I kept a small carp last summer, thinking that i was brave enough to try it out. After skinning the fish and filleting the meat I just threw it away. The meat looks nasty.


----------



## Poohflinger

I can't bring myself to try them. I'm with Sploosh, looking at the meat would stop me from trying it. However I would try a sucker. I've heard the fillet is white and flaky but full of bones. Weird to think they both are bottom feeders in the same habitat.


----------



## dinkbuster1

i just cooked up another that i caught a couple days ago while sucker fishing in a clear flowing stream. 

i first cut out the red "mud vein area" and then scored it before seasoning and flouring before frying. (was out of lemmon pepper, used seasoning salt)

i keep forgetting to score a little closer together to try and mince up the bones better. this time the scores were about 1/4 inch apart, next time will try and do 1/8 inch scores. honestly. once you get the hang of "picking the bones" i think iis almost better doing that than scoring. there is a very thin stretch of meat where the bones are. next time will try the 1/8 and see how that goes. 

i really dont see much a difference in taste with the "mud vein" in or out but will continue to cut it out. 

the meat above the rib cage was pretty good and sweet, but that rib cage meat was DELECTIBLE! it was really good! 

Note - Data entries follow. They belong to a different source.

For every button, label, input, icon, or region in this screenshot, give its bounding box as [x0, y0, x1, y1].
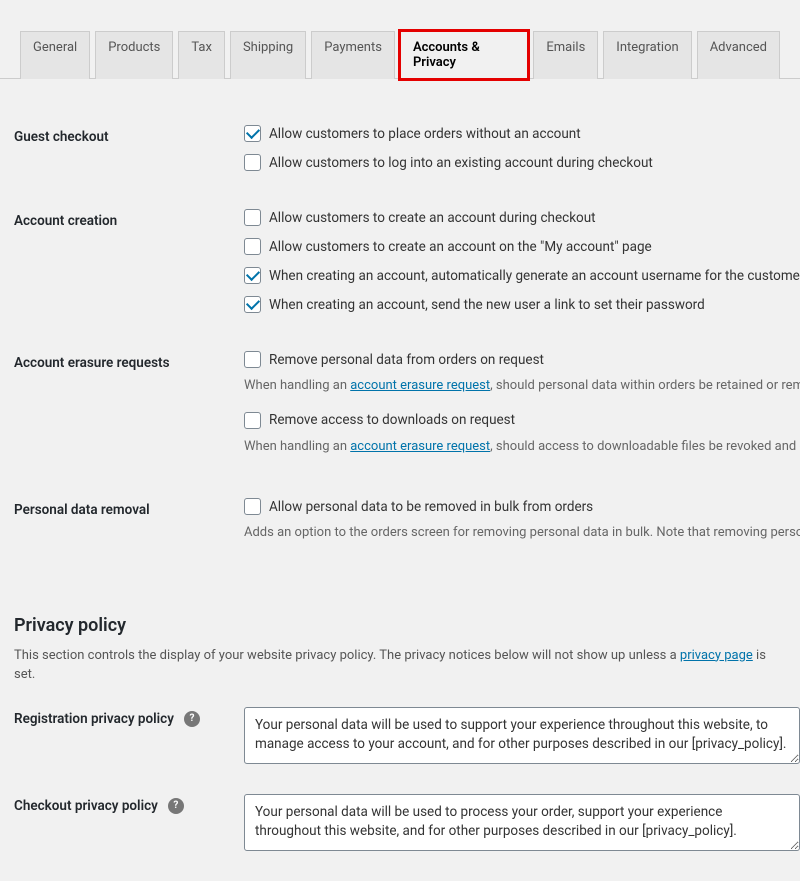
- account-creation-password-link[interactable]: When creating an account, send the new u…: [244, 296, 800, 313]
- erasure-remove-order-data[interactable]: Remove personal data from orders on requ…: [244, 351, 800, 368]
- checkout-privacy-textarea[interactable]: [244, 794, 800, 851]
- checkbox-label: Remove access to downloads on request: [269, 412, 515, 428]
- checkbox-label: Allow customers to create an account dur…: [269, 210, 596, 226]
- removal-desc: Adds an option to the orders screen for …: [244, 523, 800, 543]
- tab-payments[interactable]: Payments: [311, 31, 395, 79]
- checkbox-label: When creating an account, automatically …: [269, 268, 800, 284]
- checkbox-icon[interactable]: [244, 209, 261, 226]
- checkbox-icon[interactable]: [244, 238, 261, 255]
- tab-advanced[interactable]: Advanced: [697, 31, 780, 79]
- checkbox-icon[interactable]: [244, 351, 261, 368]
- tab-accounts-privacy[interactable]: Accounts & Privacy: [400, 31, 528, 79]
- settings-tabs: General Products Tax Shipping Payments A…: [0, 0, 800, 79]
- help-icon[interactable]: ?: [168, 798, 184, 814]
- checkbox-icon[interactable]: [244, 125, 261, 142]
- account-erasure-heading: Account erasure requests: [14, 351, 244, 371]
- erasure-desc-1: When handling an account erasure request…: [244, 376, 800, 396]
- erasure-desc-2: When handling an account erasure request…: [244, 437, 800, 457]
- account-creation-checkout[interactable]: Allow customers to create an account dur…: [244, 209, 800, 226]
- checkbox-icon[interactable]: [244, 498, 261, 515]
- tab-tax[interactable]: Tax: [178, 31, 225, 79]
- checkbox-label: Allow customers to place orders without …: [269, 126, 581, 142]
- checkbox-icon[interactable]: [244, 154, 261, 171]
- privacy-policy-intro: This section controls the display of you…: [14, 646, 786, 685]
- checkbox-icon[interactable]: [244, 267, 261, 284]
- account-creation-myaccount[interactable]: Allow customers to create an account on …: [244, 238, 800, 255]
- privacy-policy-title: Privacy policy: [14, 615, 800, 636]
- removal-bulk-orders[interactable]: Allow personal data to be removed in bul…: [244, 498, 800, 515]
- checkbox-label: Allow customers to create an account on …: [269, 239, 652, 255]
- checkbox-label: Remove personal data from orders on requ…: [269, 352, 544, 368]
- help-icon[interactable]: ?: [184, 711, 200, 727]
- erasure-request-link[interactable]: account erasure request: [350, 378, 490, 393]
- account-creation-auto-username[interactable]: When creating an account, automatically …: [244, 267, 800, 284]
- erasure-remove-downloads[interactable]: Remove access to downloads on request: [244, 412, 800, 429]
- guest-checkout-allow-orders[interactable]: Allow customers to place orders without …: [244, 125, 800, 142]
- tab-general[interactable]: General: [20, 31, 90, 79]
- personal-data-removal-heading: Personal data removal: [14, 498, 244, 518]
- checkbox-label: Allow customers to log into an existing …: [269, 155, 653, 171]
- checkbox-icon[interactable]: [244, 412, 261, 429]
- guest-checkout-heading: Guest checkout: [14, 125, 244, 145]
- checkout-privacy-label: Checkout privacy policy ?: [14, 794, 244, 814]
- tab-products[interactable]: Products: [95, 31, 173, 79]
- tab-integration[interactable]: Integration: [603, 31, 691, 79]
- registration-privacy-label: Registration privacy policy ?: [14, 707, 244, 727]
- erasure-request-link[interactable]: account erasure request: [350, 439, 490, 454]
- registration-privacy-textarea[interactable]: [244, 707, 800, 764]
- checkbox-icon[interactable]: [244, 296, 261, 313]
- privacy-page-link[interactable]: privacy page: [680, 648, 753, 663]
- checkbox-label: When creating an account, send the new u…: [269, 297, 705, 313]
- tab-emails[interactable]: Emails: [533, 31, 598, 79]
- guest-checkout-allow-login[interactable]: Allow customers to log into an existing …: [244, 154, 800, 171]
- checkbox-label: Allow personal data to be removed in bul…: [269, 499, 593, 515]
- tab-shipping[interactable]: Shipping: [230, 31, 306, 79]
- account-creation-heading: Account creation: [14, 209, 244, 229]
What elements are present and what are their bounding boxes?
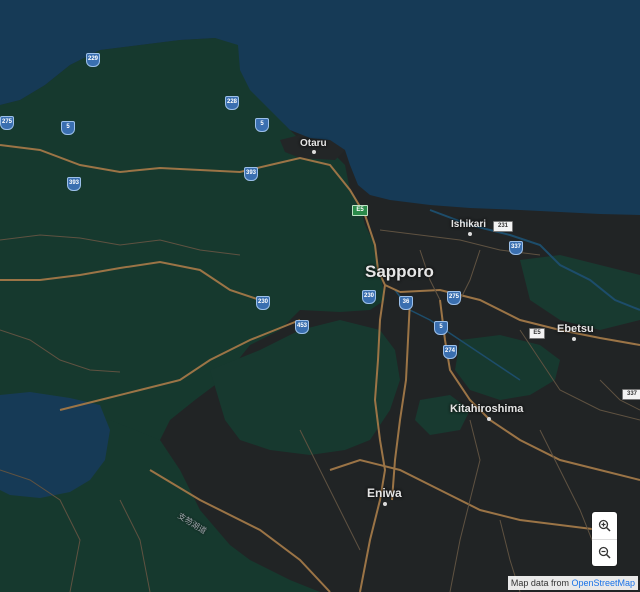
map-attribution: Map data from OpenStreetMap [507, 576, 638, 590]
place-label-eniwa: Eniwa [367, 486, 402, 500]
pref-road-shield: 231 [493, 221, 513, 232]
place-label-ishikari: Ishikari [451, 219, 487, 230]
route-shield: 229 [86, 53, 100, 67]
map-base [0, 0, 640, 592]
route-shield: 275 [0, 116, 14, 130]
place-dot-otaru [312, 150, 316, 154]
zoom-in-button[interactable] [592, 512, 617, 540]
attribution-prefix: Map data from [510, 578, 572, 588]
place-label-kitahiroshima: Kitahiroshima [450, 403, 524, 415]
place-dot-eniwa [383, 502, 387, 506]
route-shield: 275 [447, 291, 461, 305]
route-shield: 36 [399, 296, 413, 310]
expressway-shield: E5 [352, 205, 368, 216]
route-shield: 274 [443, 345, 457, 359]
zoom-out-icon [598, 546, 611, 559]
map-view[interactable]: Sapporo Otaru Ishikari Ebetsu Kitahirosh… [0, 0, 640, 592]
pref-road-shield: 337 [622, 389, 640, 400]
expressway-shield: E5 [529, 328, 545, 339]
route-shield: 5 [61, 121, 75, 135]
zoom-in-icon [598, 519, 611, 532]
route-shield: 453 [295, 320, 309, 334]
place-dot-ishikari [468, 232, 472, 236]
place-dot-kitahiroshima [487, 417, 491, 421]
route-shield: 393 [67, 177, 81, 191]
route-shield: 393 [244, 167, 258, 181]
place-label-otaru: Otaru [300, 138, 327, 149]
route-shield: 230 [362, 290, 376, 304]
place-label-ebetsu: Ebetsu [557, 323, 594, 335]
attribution-osm-link[interactable]: OpenStreetMap [571, 578, 635, 588]
place-label-sapporo: Sapporo [365, 262, 434, 281]
route-shield: 230 [256, 296, 270, 310]
route-shield: 5 [434, 321, 448, 335]
zoom-out-button[interactable] [592, 539, 617, 566]
route-shield: 337 [509, 241, 523, 255]
route-shield: 228 [225, 96, 239, 110]
route-shield: 5 [255, 118, 269, 132]
zoom-controls [592, 512, 617, 566]
place-dot-ebetsu [572, 337, 576, 341]
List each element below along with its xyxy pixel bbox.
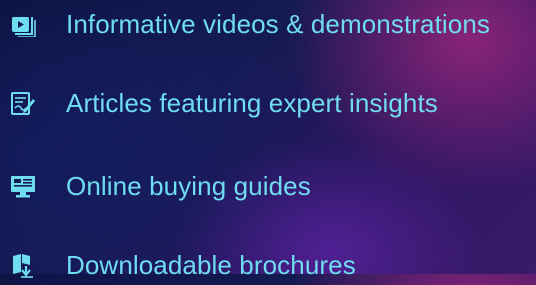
list-item-videos: Informative videos & demonstrations [10,4,490,44]
article-pen-icon [10,90,36,116]
list-item-label: Articles featuring expert insights [66,88,438,118]
brochure-download-icon [10,252,36,278]
resource-list: Informative videos & demonstrations Arti… [0,0,536,280]
list-item-buying-guides: Online buying guides [10,166,311,206]
list-item-brochures: Downloadable brochures [10,245,356,285]
computer-monitor-icon [10,173,36,199]
list-item-articles: Articles featuring expert insights [10,83,438,123]
list-item-label: Downloadable brochures [66,250,356,280]
list-item-label: Online buying guides [66,171,311,201]
video-playlist-icon [10,11,36,37]
list-item-label: Informative videos & demonstrations [66,9,491,39]
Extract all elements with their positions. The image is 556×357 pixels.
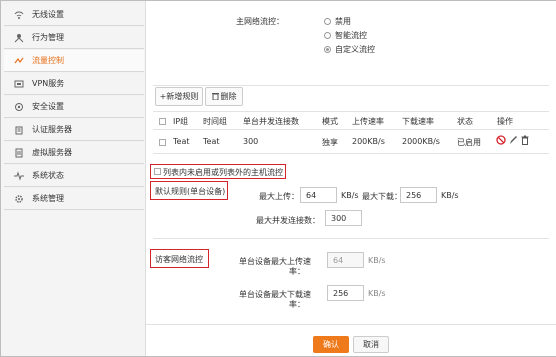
sidebar-item-label: 流量控制 bbox=[32, 56, 64, 65]
guest-upload-label-cont: 率： bbox=[289, 267, 305, 276]
guest-upload-value: 64 bbox=[333, 255, 344, 265]
flow-control-label: 主网络流控： bbox=[236, 17, 284, 26]
traffic-control-panel: 主网络流控： 禁用 智能流控 自定义流控 +新增规则 删除 IP组 时间组 单台… bbox=[145, 1, 556, 356]
sidebar-item-behavior[interactable]: 行为管理 bbox=[4, 27, 144, 49]
sidebar-item-label: 安全设置 bbox=[32, 102, 64, 111]
max-download-unit: KB/s bbox=[441, 191, 459, 200]
shield-icon bbox=[12, 100, 26, 114]
unlisted-host-checkbox[interactable] bbox=[154, 168, 161, 175]
sidebar-item-label: VPN服务 bbox=[32, 79, 65, 88]
delete-rule-label: 删除 bbox=[220, 92, 237, 101]
guest-download-input[interactable]: 256 bbox=[327, 285, 364, 301]
max-upload-value: 64 bbox=[306, 190, 317, 200]
add-rule-button[interactable]: +新增规则 bbox=[155, 87, 203, 106]
max-connections-label: 最大并发连接数： bbox=[256, 216, 320, 225]
sidebar-item-system-status[interactable]: 系统状态 bbox=[4, 165, 144, 187]
radio-custom-flow-label: 自定义流控 bbox=[335, 45, 375, 54]
sidebar: 无线设置 行为管理 流量控制 VPN服务 安全设置 认证服务器 虚拟服务器 系统… bbox=[4, 1, 144, 210]
column-header-download: 下载速率 bbox=[402, 117, 434, 126]
cell-status: 已启用 bbox=[457, 138, 481, 147]
trash-icon[interactable] bbox=[521, 135, 529, 147]
radio-smart-flow-label: 智能流控 bbox=[335, 31, 367, 40]
guest-download-label-cont: 率： bbox=[289, 300, 305, 309]
sidebar-item-vpn[interactable]: VPN服务 bbox=[4, 73, 144, 95]
sidebar-item-virtual-server[interactable]: 虚拟服务器 bbox=[4, 142, 144, 164]
max-connections-input[interactable]: 300 bbox=[325, 210, 362, 226]
sidebar-item-label: 行为管理 bbox=[32, 33, 64, 42]
max-download-label: 最大下载： bbox=[362, 192, 402, 201]
behavior-icon bbox=[12, 31, 26, 45]
guest-download-value: 256 bbox=[333, 288, 349, 298]
divider bbox=[153, 111, 549, 112]
column-header-upload: 上传速率 bbox=[352, 117, 384, 126]
server-icon bbox=[12, 146, 26, 160]
radio-disable[interactable] bbox=[324, 18, 331, 25]
auth-icon bbox=[12, 123, 26, 137]
trash-icon bbox=[211, 92, 219, 102]
cell-mode: 独享 bbox=[322, 138, 338, 147]
sidebar-item-label: 认证服务器 bbox=[32, 125, 72, 134]
guest-upload-unit: KB/s bbox=[368, 256, 386, 265]
sidebar-item-traffic[interactable]: 流量控制 bbox=[4, 50, 144, 72]
column-header-ip-group: IP组 bbox=[173, 117, 189, 126]
max-connections-value: 300 bbox=[331, 213, 347, 223]
delete-rule-button[interactable]: 删除 bbox=[205, 87, 243, 106]
radio-custom-flow[interactable] bbox=[324, 46, 331, 53]
default-rule-title: 默认规则(单台设备) bbox=[155, 187, 226, 196]
confirm-button[interactable]: 确认 bbox=[313, 336, 349, 353]
guest-flow-title: 访客网络流控 bbox=[155, 255, 203, 264]
edit-icon[interactable] bbox=[509, 135, 518, 147]
max-upload-label: 最大上传： bbox=[259, 192, 299, 201]
cell-time-group: Teat bbox=[203, 137, 220, 146]
divider bbox=[153, 153, 549, 154]
max-download-input[interactable]: 256 bbox=[400, 187, 437, 203]
sidebar-item-label: 无线设置 bbox=[32, 10, 64, 19]
cancel-button[interactable]: 取消 bbox=[353, 336, 389, 353]
row-checkbox[interactable] bbox=[159, 139, 166, 146]
max-download-value: 256 bbox=[406, 190, 422, 200]
sidebar-item-wireless[interactable]: 无线设置 bbox=[4, 4, 144, 26]
guest-upload-input[interactable]: 64 bbox=[327, 252, 364, 268]
column-header-status: 状态 bbox=[457, 117, 473, 126]
divider bbox=[153, 129, 549, 130]
unlisted-host-note-box: 列表内未启用或列表外的主机流控 bbox=[150, 164, 286, 179]
cell-ip-group: Teat bbox=[173, 137, 190, 146]
gear-icon bbox=[12, 192, 26, 206]
add-rule-label: +新增规则 bbox=[159, 92, 199, 101]
sidebar-item-security[interactable]: 安全设置 bbox=[4, 96, 144, 118]
sidebar-item-system-admin[interactable]: 系统管理 bbox=[4, 188, 144, 210]
radio-smart-flow[interactable] bbox=[324, 32, 331, 39]
column-header-mode: 模式 bbox=[322, 117, 338, 126]
router-admin-window: 无线设置 行为管理 流量控制 VPN服务 安全设置 认证服务器 虚拟服务器 系统… bbox=[0, 0, 556, 357]
sidebar-item-auth-server[interactable]: 认证服务器 bbox=[4, 119, 144, 141]
cancel-label: 取消 bbox=[363, 340, 379, 349]
vpn-icon bbox=[12, 77, 26, 91]
sidebar-item-label: 系统管理 bbox=[32, 194, 64, 203]
pulse-icon bbox=[12, 169, 26, 183]
column-header-concurrent: 单台并发连接数 bbox=[243, 117, 299, 126]
column-header-time-group: 时间组 bbox=[203, 117, 227, 126]
cell-concurrent: 300 bbox=[243, 137, 259, 146]
cell-download: 2000KB/s bbox=[402, 137, 440, 146]
cell-upload: 200KB/s bbox=[352, 137, 385, 146]
wifi-icon bbox=[12, 8, 26, 22]
sidebar-item-label: 系统状态 bbox=[32, 171, 64, 180]
sidebar-item-label: 虚拟服务器 bbox=[32, 148, 72, 157]
guest-flow-box: 访客网络流控 bbox=[150, 249, 209, 268]
radio-disable-label: 禁用 bbox=[335, 17, 351, 26]
unlisted-host-note: 列表内未启用或列表外的主机流控 bbox=[163, 168, 283, 177]
disable-icon[interactable] bbox=[496, 135, 506, 147]
default-rule-box: 默认规则(单台设备) bbox=[150, 181, 228, 200]
divider bbox=[153, 85, 549, 86]
guest-download-unit: KB/s bbox=[368, 289, 386, 298]
select-all-checkbox[interactable] bbox=[159, 118, 166, 125]
divider bbox=[153, 238, 549, 239]
confirm-label: 确认 bbox=[323, 340, 339, 349]
column-header-actions: 操作 bbox=[497, 117, 513, 126]
max-upload-input[interactable]: 64 bbox=[300, 187, 337, 203]
divider bbox=[146, 324, 556, 325]
max-upload-unit: KB/s bbox=[341, 191, 359, 200]
traffic-icon bbox=[12, 54, 26, 68]
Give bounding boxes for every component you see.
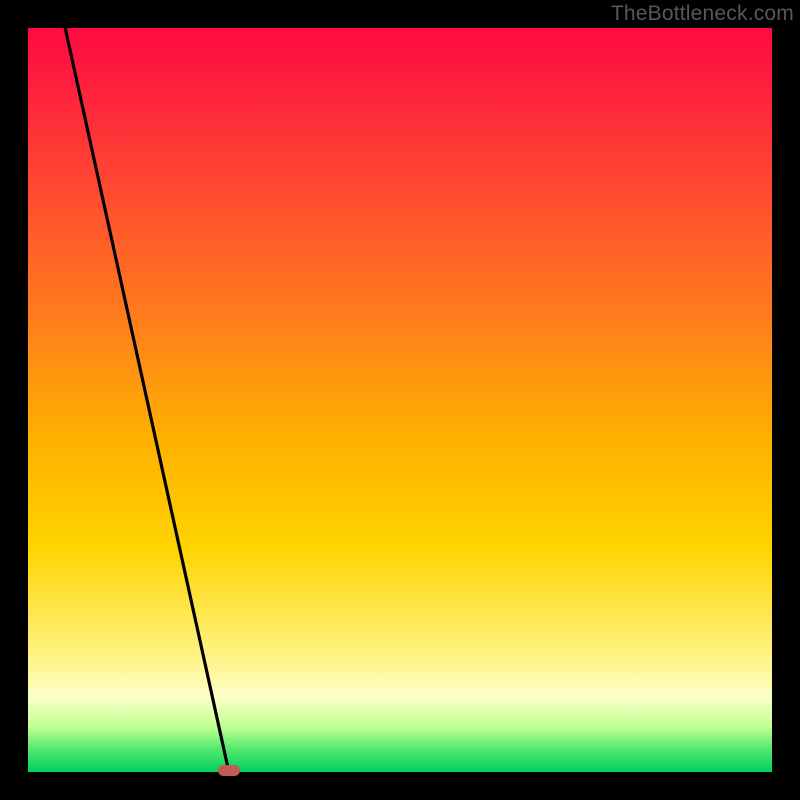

saving the "tail peice" for tomorrow. 



















heres a pretty slick way of skinning a carp i learned off youtube






.....and a scoring method


----------



## Poohflinger

Did you ever notice that when someone says, "If ya cook it right!" The thing always ends up tasting like chit!


----------



## ufaquaoiler

ill try just about anything once, but dinkbuster is there any kind of fish you can compare carp meat to? cant say ive ever eaten carp but i DID eat a gar i caught once. had to get my deer gutting knife and a hacksaw to clean it, but the meat was similar tasting to crappie but much firmer.


----------



## twistertail

Its great canned and then made into patties, suckers are great that way too. I've heard they are good smoked also, but then again what isnt good smoked, so I plan on trying a few this spring in the smoker.


----------